Eleanor Holmes Norton

02/04/2026 | Press release | Distributed by Public on 02/04/2026 16:30

Norton Condemns House Passage of Disapproval Resolution, Vows to Fight Passage in the Senate

WASHINGTON, D.C. - After House passage of a disapproval resolution repealing a local D.C. law that recently restored D.C.'s child tax credit, increased an existing earned income tax credit, and decoupled D.C.'s tax code from certain provisions in the One Big Beautiful Bill Act (OBBBA), Congresswoman Eleanor Holmes Norton (D-DC) called the measure paternalistic, democracy-denying, deliberate administrative and fiscal sabotage of the nation's capital.

The resolution was introduced by Rep. Brandon Gill (R-TX). The decoupling provisions of the D.C. law are projected to generate approximately $600 million in local revenue over the next four years and decrease child poverty by 20%.

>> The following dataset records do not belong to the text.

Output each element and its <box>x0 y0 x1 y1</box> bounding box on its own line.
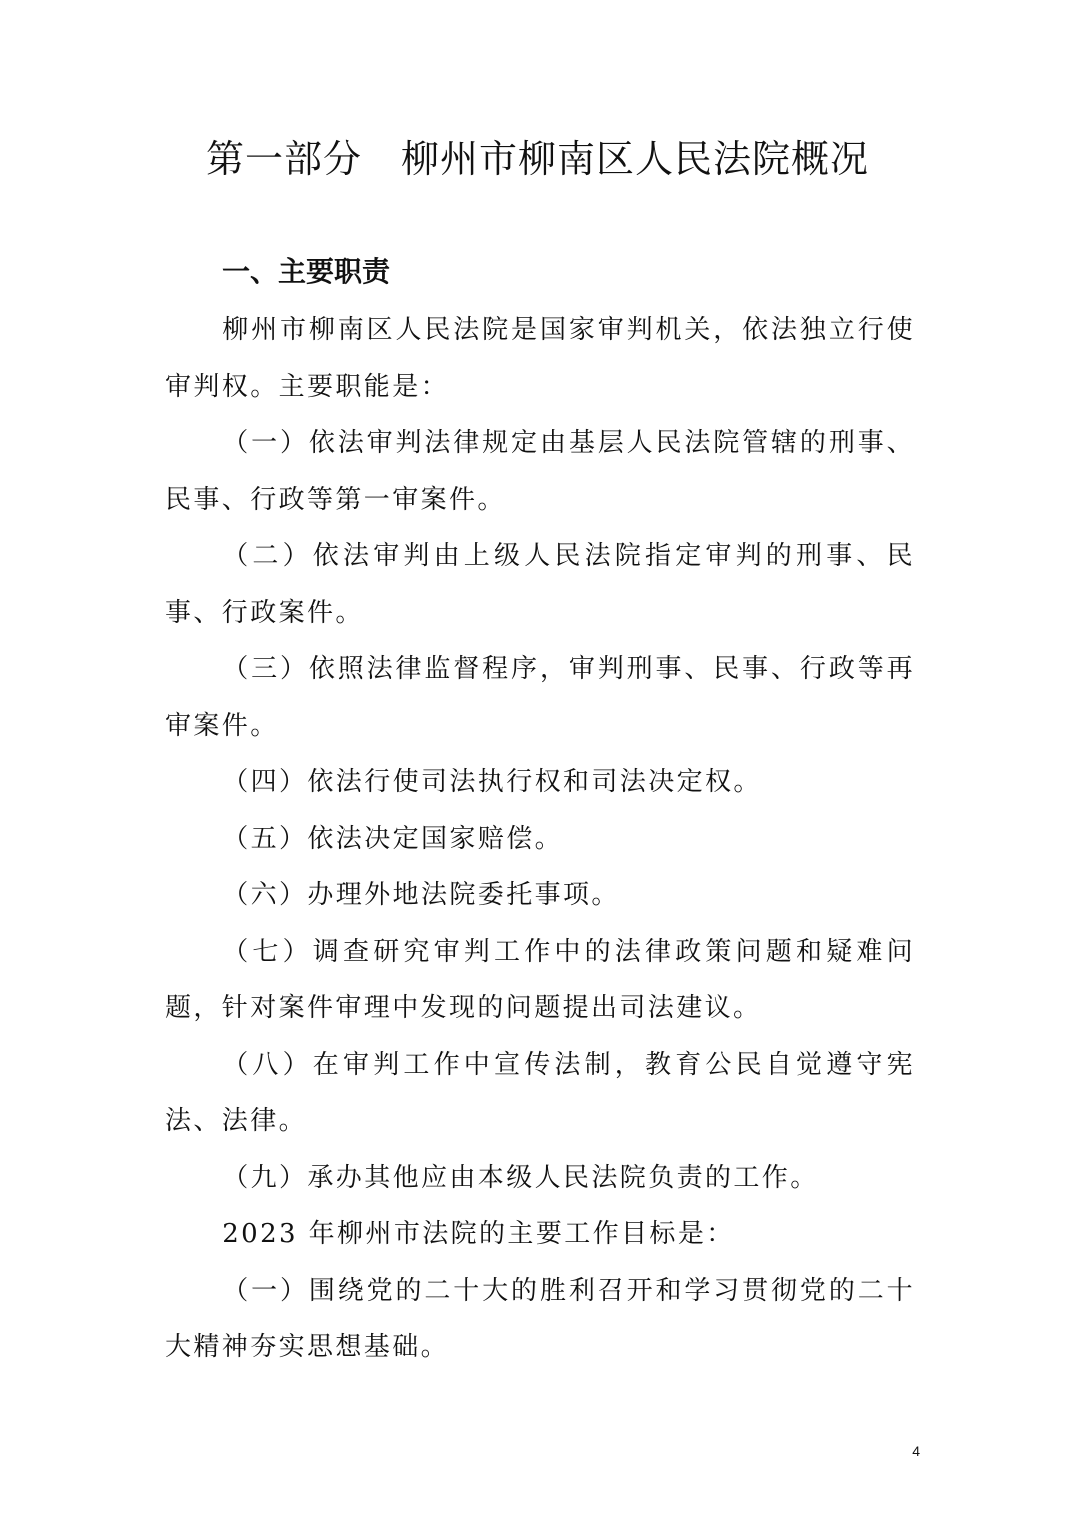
paragraph-duty-4: （四）依法行使司法执行权和司法决定权。 <box>222 767 762 797</box>
paragraph-duty-2: （二）依法审判由上级人民法院指定审判的刑事、民事、行政案件。 <box>165 541 915 628</box>
paragraph-duty-1: （一）依法审判法律规定由基层人民法院管辖的刑事、民事、行政等第一审案件。 <box>165 428 915 515</box>
paragraph-duty-6: （六）办理外地法院委托事项。 <box>222 880 620 910</box>
paragraph-intro: 柳州市柳南区人民法院是国家审判机关，依法独立行使审判权。主要职能是： <box>165 315 915 402</box>
page-title: 第一部分 柳州市柳南区人民法院概况 <box>205 137 869 181</box>
paragraph-goals-intro: 2023 年柳州市法院的主要工作目标是： <box>222 1219 735 1249</box>
paragraph-duty-8: （八）在审判工作中宣传法制，教育公民自觉遵守宪法、法律。 <box>165 1049 915 1136</box>
page-number: 4 <box>912 1443 920 1459</box>
paragraph-goal-1: （一）围绕党的二十大的胜利召开和学习贯彻党的二十大精神夯实思想基础。 <box>165 1275 915 1362</box>
paragraph-duty-3: （三）依照法律监督程序，审判刑事、民事、行政等再审案件。 <box>165 654 915 741</box>
body-text <box>165 302 915 1376</box>
paragraph-duty-5: （五）依法决定国家赔偿。 <box>222 823 563 854</box>
section-heading: 一、主要职责 <box>222 255 391 288</box>
paragraph-duty-7: （七）调查研究审判工作中的法律政策问题和疑难问题，针对案件审理中发现的问题提出司法建议。 <box>165 936 915 1023</box>
paragraph-duty-9: （九）承办其他应由本级人民法院负责的工作。 <box>222 1162 819 1193</box>
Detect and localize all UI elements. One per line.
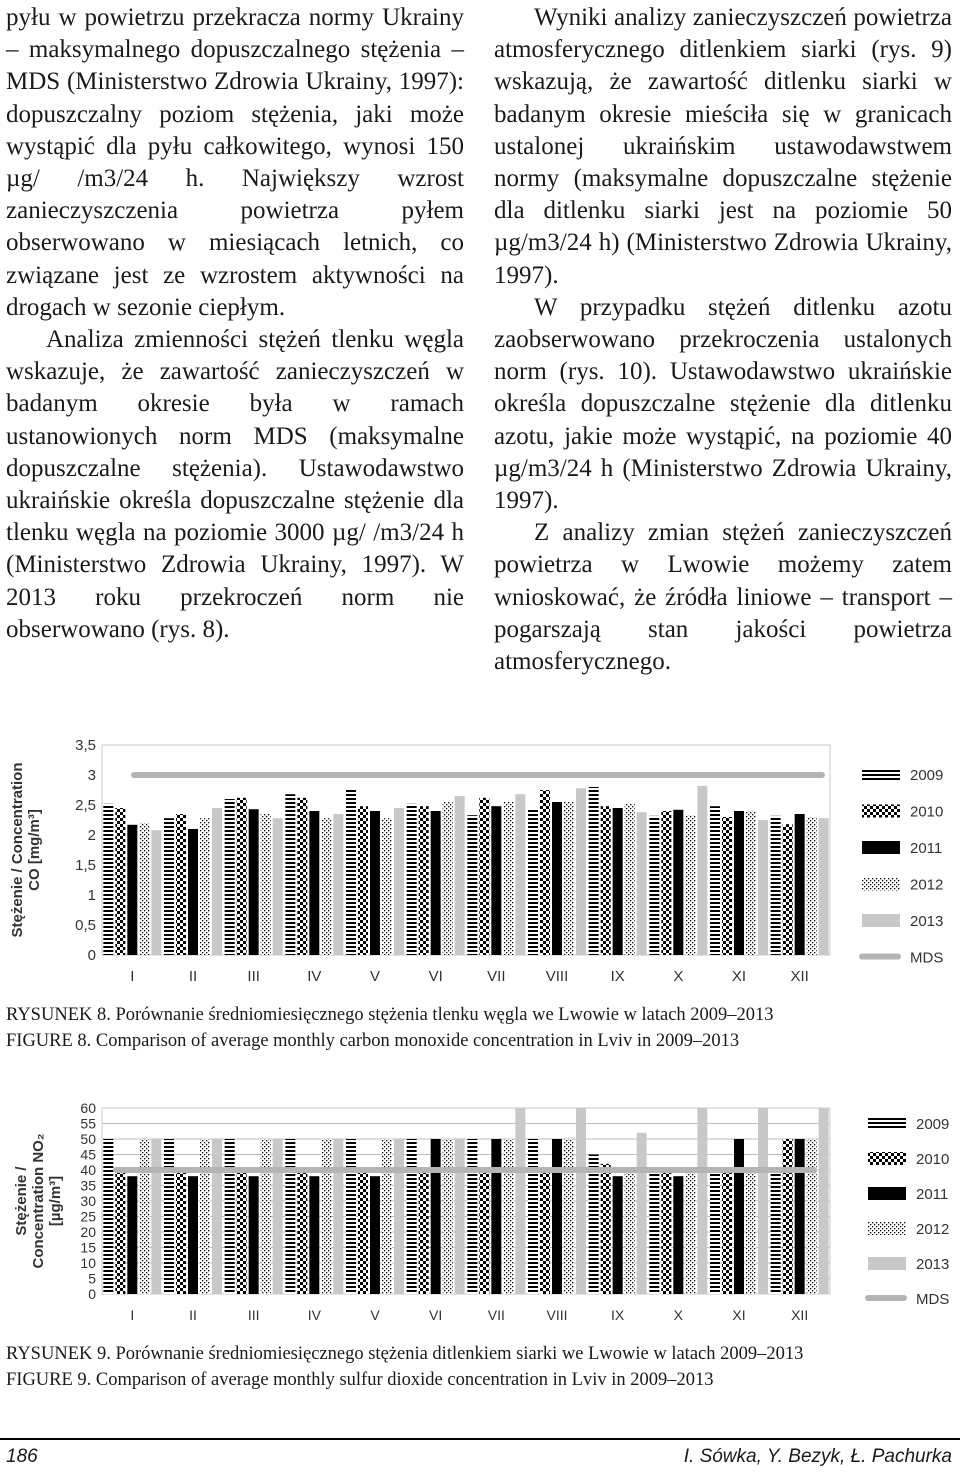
bar-2010-VII <box>479 798 489 955</box>
bar-2011-VIII <box>552 1139 562 1294</box>
bar-2012-VI <box>443 1139 453 1294</box>
bar-2011-III <box>249 1176 259 1294</box>
bar-2012-XII <box>807 1139 817 1294</box>
bar-2011-I <box>127 825 137 955</box>
bar-2013-I <box>151 830 161 955</box>
bar-2011-IV <box>309 1176 319 1294</box>
figure-8-caption <box>6 1002 956 1054</box>
x-tick-label: XI <box>732 1307 746 1323</box>
bar-2012-III <box>261 1139 271 1294</box>
bar-2012-II <box>200 1139 210 1294</box>
bar-2010-I <box>115 1170 125 1294</box>
x-tick-label: IX <box>611 1307 625 1323</box>
bar-2013-V <box>394 1139 404 1294</box>
bar-2012-V <box>382 818 392 955</box>
y-tick-label: 15 <box>80 1239 96 1256</box>
bar-2013-III <box>273 818 283 955</box>
bar-2013-V <box>394 808 404 955</box>
bar-2009-IV <box>285 1139 295 1294</box>
bar-2013-IV <box>333 814 343 955</box>
y-tick-label: 5 <box>88 1270 96 1287</box>
bar-2009-VI <box>407 1139 417 1294</box>
x-tick-label: I <box>130 1307 135 1323</box>
bar-2012-X <box>685 1170 695 1294</box>
x-tick-label: V <box>369 968 381 985</box>
y-tick-label: 10 <box>80 1255 96 1271</box>
x-tick-label: XII <box>790 968 809 985</box>
bar-2013-XI <box>758 820 768 955</box>
bar-2013-XI <box>758 1108 768 1294</box>
x-tick-label: VI <box>429 1307 443 1323</box>
bar-2011-XI <box>734 811 744 955</box>
legend-label-MDS: MDS <box>910 949 944 967</box>
legend-label-2012: 2012 <box>916 1221 950 1238</box>
x-tick-label: III <box>247 968 260 985</box>
x-tick-label: IX <box>610 968 625 985</box>
bar-2010-XII <box>783 824 793 955</box>
y-axis-title-line: CO [mg/m³] <box>26 809 43 891</box>
bar-2011-XI <box>734 1139 744 1294</box>
bar-2013-IV <box>333 1139 343 1294</box>
bar-2013-I <box>151 1139 161 1294</box>
y-tick-label: 2 <box>87 827 96 844</box>
x-tick-label: XII <box>791 1307 809 1323</box>
legend-swatch-2009 <box>868 1117 906 1130</box>
bar-2009-XI <box>710 1170 720 1294</box>
bar-2012-I <box>139 1139 149 1294</box>
bar-2009-V <box>346 790 356 955</box>
co-bar-chart <box>0 722 960 994</box>
bar-2012-XI <box>746 811 756 955</box>
bar-2010-XI <box>722 817 732 955</box>
bar-2009-X <box>649 1170 659 1294</box>
x-tick-label: I <box>130 968 135 985</box>
bar-2012-III <box>261 814 271 955</box>
bar-2011-III <box>249 809 259 955</box>
bar-2010-VI <box>419 806 429 955</box>
legend-swatch-2012 <box>868 1222 906 1235</box>
bar-2009-XI <box>710 806 720 955</box>
legend-label-2009: 2009 <box>916 1116 950 1133</box>
x-tick-label: X <box>673 968 684 985</box>
y-tick-label: 40 <box>80 1162 96 1178</box>
y-tick-label: 1,5 <box>75 857 96 874</box>
bar-2009-I <box>103 1139 113 1294</box>
x-tick-label: XI <box>731 968 747 985</box>
bar-2013-XII <box>819 818 829 955</box>
bar-2012-V <box>382 1139 392 1294</box>
bar-2009-V <box>346 1139 356 1294</box>
figure-9-so2-chart <box>0 1090 960 1330</box>
x-tick-label: VII <box>487 1307 505 1323</box>
bar-2011-VII <box>491 806 501 955</box>
bar-2009-X <box>649 816 659 955</box>
page-number: 186 <box>6 1446 38 1467</box>
y-tick-label: 2,5 <box>75 797 96 814</box>
bar-2009-IV <box>285 794 295 955</box>
bar-2010-IX <box>601 806 611 955</box>
bar-2012-IX <box>625 1170 635 1294</box>
right-paragraph-1: Wyniki analizy zanieczyszczeń powietrza atmosferycznego ditlenkiem siarki (rys. 9) wskazują, że zawartość ditlenku siarki w badanym okresie mieściła się w granicach ustalonej ukraińskim ustawodawstwem normy (maksymalne dopuszczalne stężenie dla ditlenku siarki jest na poziomie 50 µg/m3/24 h) (Ministerstwo Zdrowia Ukrainy, 1997). <box>494 4 952 289</box>
y-tick-label: 55 <box>80 1115 96 1132</box>
legend-label-2012: 2012 <box>910 876 944 894</box>
bar-2013-III <box>273 1139 283 1294</box>
bar-2013-IX <box>637 812 647 955</box>
bar-2011-IX <box>613 1176 623 1294</box>
bar-2012-VII <box>503 802 513 955</box>
y-tick-label: 20 <box>80 1224 96 1240</box>
bar-2010-VIII <box>540 1170 550 1294</box>
bar-2012-I <box>139 823 149 955</box>
legend-swatch-2011 <box>862 841 900 854</box>
legend-swatch-2012 <box>862 878 900 891</box>
y-axis-title <box>9 762 43 937</box>
x-tick-label: II <box>189 1307 197 1323</box>
bar-2009-IX <box>589 1155 599 1295</box>
bar-2012-IV <box>321 1139 331 1294</box>
y-axis-title-line: Stężenie / <box>13 1166 30 1236</box>
bar-2013-VI <box>455 1139 465 1294</box>
bar-2013-VIII <box>576 1108 586 1294</box>
legend-swatch-2009 <box>862 768 900 781</box>
bar-2013-IX <box>637 1133 647 1294</box>
bar-2009-II <box>164 818 174 955</box>
left-paragraph-2: Analiza zmienności stężeń tlenku węgla wskazuje, że zawartość zanieczyszczeń w badanym okresie była w ramach ustanowionych norm MDS (maksymalne dopuszczalne stężenia). Ustawodawstwo ukraińskie określa dopuszczalne stężenie dla tlenku węgla na poziomie 3000 µg/ /m3/24 h (Ministerstwo Zdrowia Ukrainy, 1997). W 2013 roku przekroczeń norm nie obserwowano (rys. 8). <box>6 326 464 643</box>
legend-swatch-2013 <box>868 1257 906 1270</box>
figure-9-caption-en: FIGURE 9. Comparison of average monthly sulfur dioxide concentration in Lviv in 2009–2013 <box>6 1370 714 1390</box>
bar-2011-I <box>127 1176 137 1294</box>
bar-2011-V <box>370 811 380 955</box>
bar-2011-X <box>673 810 683 955</box>
legend-label-2010: 2010 <box>916 1151 950 1168</box>
bar-2009-VIII <box>528 808 538 955</box>
y-axis-title-line: Stężenie / Concentration <box>9 762 26 938</box>
bar-2013-VIII <box>576 788 586 955</box>
legend-swatch-2010 <box>868 1152 906 1165</box>
x-tick-label: VI <box>428 968 443 985</box>
bar-2009-I <box>103 804 113 955</box>
figure-8-caption-pl: RYSUNEK 8. Porównanie średniomiesięcznego stężenia tlenku węgla we Lwowie w latach 2009–2013 <box>6 1005 774 1025</box>
y-tick-label: 45 <box>80 1146 96 1163</box>
x-tick-label: VIII <box>545 968 569 985</box>
y-tick-label: 50 <box>80 1131 96 1147</box>
bar-2010-XI <box>722 1170 732 1294</box>
bar-2010-X <box>661 811 671 955</box>
left-text-column <box>6 2 464 646</box>
right-text-column <box>494 2 952 678</box>
bar-2012-IX <box>625 804 635 955</box>
y-tick-label: 30 <box>80 1193 96 1209</box>
bar-2013-VI <box>455 796 465 955</box>
bar-2010-XII <box>783 1139 793 1294</box>
bar-2011-VI <box>431 1139 441 1294</box>
bar-2010-V <box>358 1170 368 1294</box>
legend-label-MDS: MDS <box>916 1291 950 1308</box>
legend-label-2010: 2010 <box>910 803 944 821</box>
bar-2012-II <box>200 818 210 955</box>
bar-2010-IV <box>297 1170 307 1294</box>
bar-2009-III <box>225 1139 235 1294</box>
bar-2009-IX <box>589 787 599 955</box>
x-tick-label: IV <box>307 1307 321 1323</box>
legend-swatch-2010 <box>862 805 900 818</box>
bar-2010-V <box>358 806 368 955</box>
bar-2010-II <box>176 1170 186 1294</box>
bar-2011-IV <box>309 811 319 955</box>
x-tick-label: X <box>673 1307 684 1323</box>
bar-2011-VIII <box>552 802 562 955</box>
bar-2011-V <box>370 1176 380 1294</box>
right-paragraph-2: W przypadku stężeń ditlenku azotu zaobserwowano przekroczenia ustalonych norm (rys. 10). Ustawodawstwo ukraińskie określa dopuszczalne stężenie dla ditlenku azotu, jakie może wystąpić, na poziomie 40 µg/m3/24 h (Ministerstwo Zdrowia Ukrainy, 1997). <box>494 293 952 515</box>
legend-swatch-2013 <box>862 914 900 927</box>
bar-2012-IV <box>321 818 331 955</box>
bar-2010-IV <box>297 798 307 955</box>
bar-2009-XII <box>771 1170 781 1294</box>
bar-2009-VIII <box>528 1139 538 1294</box>
bar-2010-II <box>176 814 186 955</box>
figure-8-caption-en: FIGURE 8. Comparison of average monthly carbon monoxide concentration in Lviv in 2009–2013 <box>6 1031 740 1051</box>
bar-2013-II <box>212 1139 222 1294</box>
bar-2012-VII <box>503 1139 513 1294</box>
y-axis-title-line: [µg/m³] <box>47 1175 64 1227</box>
bar-2009-VII <box>467 815 477 955</box>
bar-2011-XII <box>795 814 805 955</box>
bar-2010-VII <box>479 1170 489 1294</box>
bar-2013-X <box>697 1108 707 1294</box>
bar-2010-III <box>237 798 247 955</box>
bar-2010-X <box>661 1170 671 1294</box>
bar-2013-VII <box>515 1108 525 1294</box>
legend-label-2013: 2013 <box>910 913 944 930</box>
bar-2010-I <box>115 808 125 955</box>
bar-2012-VI <box>443 802 453 955</box>
bar-2010-VI <box>419 1170 429 1294</box>
figure-9-caption-pl: RYSUNEK 9. Porównanie średniomiesięcznego stężenia ditlenkiem siarki we Lwowie w latach 2009–2013 <box>6 1344 804 1364</box>
so2-bar-chart <box>0 1090 960 1330</box>
legend-label-2011: 2011 <box>910 840 943 857</box>
y-tick-label: 0 <box>88 1286 96 1302</box>
bar-2011-II <box>188 829 198 955</box>
left-paragraph-1: pyłu w powietrzu przekracza normy Ukrainy – maksymalnego dopuszczalnego stężenia – MDS (Ministerstwo Zdrowia Ukrainy, 1997): dopuszczalny poziom stężenia, jaki może wystąpić dla pyłu całkowitego, wynosi 150 µg/ /m3/24 h. Największy wzrost zanieczyszczenia powietrza pyłem obserwowano w miesiącach letnich, co związane jest ze wzrostem aktywności na drogach w sezonie ciepłym. <box>6 4 464 321</box>
y-tick-label: 0 <box>87 947 96 964</box>
bar-2012-VIII <box>564 802 574 955</box>
x-tick-label: IV <box>307 968 322 985</box>
legend-label-2011: 2011 <box>916 1186 949 1203</box>
y-tick-label: 3 <box>87 767 96 784</box>
bar-2013-X <box>697 786 707 955</box>
bar-2010-IX <box>601 1164 611 1294</box>
legend-label-2013: 2013 <box>916 1256 950 1273</box>
bar-2011-IX <box>613 808 623 955</box>
bar-2011-VI <box>431 811 441 955</box>
y-tick-label: 0,5 <box>75 917 96 934</box>
legend-swatch-2011 <box>868 1187 906 1200</box>
bar-2010-III <box>237 1170 247 1294</box>
right-paragraph-3: Z analizy zmian stężeń zanieczyszczeń powietrza w Lwowie możemy zatem wnioskować, że źródła liniowe – transport – pogarszają stan jakości powietrza atmosferycznego. <box>494 519 952 676</box>
x-tick-label: VIII <box>546 1307 568 1323</box>
y-tick-label: 60 <box>80 1100 96 1116</box>
bar-2011-X <box>673 1176 683 1294</box>
bar-2010-VIII <box>540 790 550 955</box>
bar-2011-VII <box>491 1139 501 1294</box>
bar-2009-XII <box>771 816 781 955</box>
y-tick-label: 25 <box>80 1208 96 1225</box>
bar-2012-XI <box>746 1170 756 1294</box>
bar-2011-II <box>188 1176 198 1294</box>
y-axis-title <box>13 1134 64 1269</box>
bar-2013-XII <box>819 1108 829 1294</box>
footer-authors: I. Sówka, Y. Bezyk, Ł. Pachurka <box>683 1446 952 1467</box>
bar-2009-VII <box>467 1139 477 1294</box>
x-tick-label: III <box>247 1307 260 1323</box>
figure-9-caption <box>6 1341 956 1393</box>
bar-2011-XII <box>795 1139 805 1294</box>
footer-rule <box>0 1438 960 1440</box>
legend-label-2009: 2009 <box>910 767 944 784</box>
bar-2009-VI <box>407 804 417 955</box>
bar-2009-III <box>225 799 235 955</box>
y-tick-label: 1 <box>87 887 96 904</box>
y-axis-title-line: Concentration NO₂ <box>30 1133 47 1269</box>
bar-2012-XII <box>807 817 817 955</box>
bar-2009-II <box>164 1139 174 1294</box>
y-tick-label: 3,5 <box>75 737 96 754</box>
bar-2012-VIII <box>564 1139 574 1294</box>
bar-2013-VII <box>515 794 525 955</box>
x-tick-label: V <box>370 1307 380 1323</box>
bar-2013-II <box>212 808 222 955</box>
x-tick-label: II <box>188 968 198 985</box>
x-tick-label: VII <box>487 968 506 985</box>
bar-2012-X <box>685 815 695 955</box>
figure-8-co-chart <box>0 722 960 994</box>
y-tick-label: 35 <box>80 1177 96 1194</box>
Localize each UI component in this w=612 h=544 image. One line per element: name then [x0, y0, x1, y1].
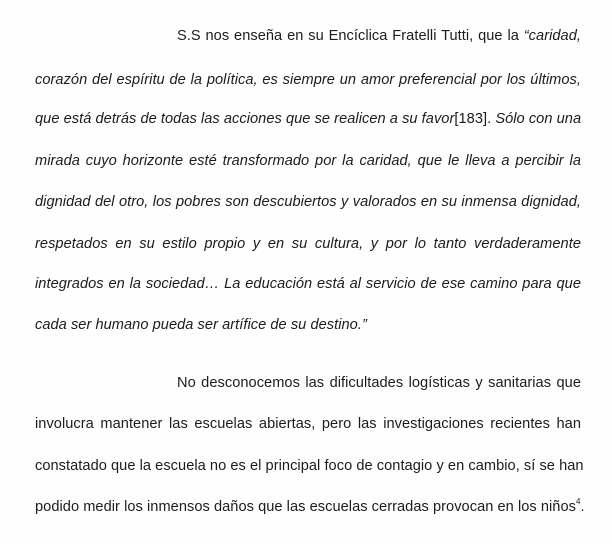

If passed by the House, Senate, and signed into law by the president, the resolution would repeal a local D.C. law that recently restored D.C.'s child tax credit, increased an existing earned income tax credit, and decoupled D.C.'s tax code from certain provisions in the One Big Beautiful Bill Act (OBBBA). The D.C. law's decoupling provisions are projected to generate approximately $600 million in local revenue over the next four years.

"This resolution is nothing short of unprecedented and deliberate administrative and fiscal sabotage of D.C.," Norton said. "D.C. is hardly an outlier in decoupling parts of its local tax code from the federal one. Congress has never overturned a revenue-raising law for D.C., and doing so now threatens D.C.'s credit rating and will inject chaos in the middle of tax filing season. The District's Chief Financial Officer said it will force the District to halt filings while scrambling to rewrite forms and guidance. This is not governance or oversight, it is sabotage, and the damage will be severe and intentional.

"More than 700,000 residents of Washington, D.C., the majority of whom are Black and Brown, are worthy and capable of governing themselves. If D.C. residents disagree with the decisions of their elected council, D.C. residents can vote them out. That's how democracy works. Members of Congress from distant states, who don't live or pay taxes in D.C., are not accountable to D.C. voters - and who often don't even understand how D.C. functions - have no business overriding local laws and stripping District residents of their right to self-government.

"I'll continue fighting to stop this resolution's passage by the Senate."

The Senate Homeland Security and Government Affairs Committee marked up and passed the Senate version of the bill today. The full Senate could vote on it as early as this week. There have been more attacks on D.C. home rule this Congress than any time since the 1990s.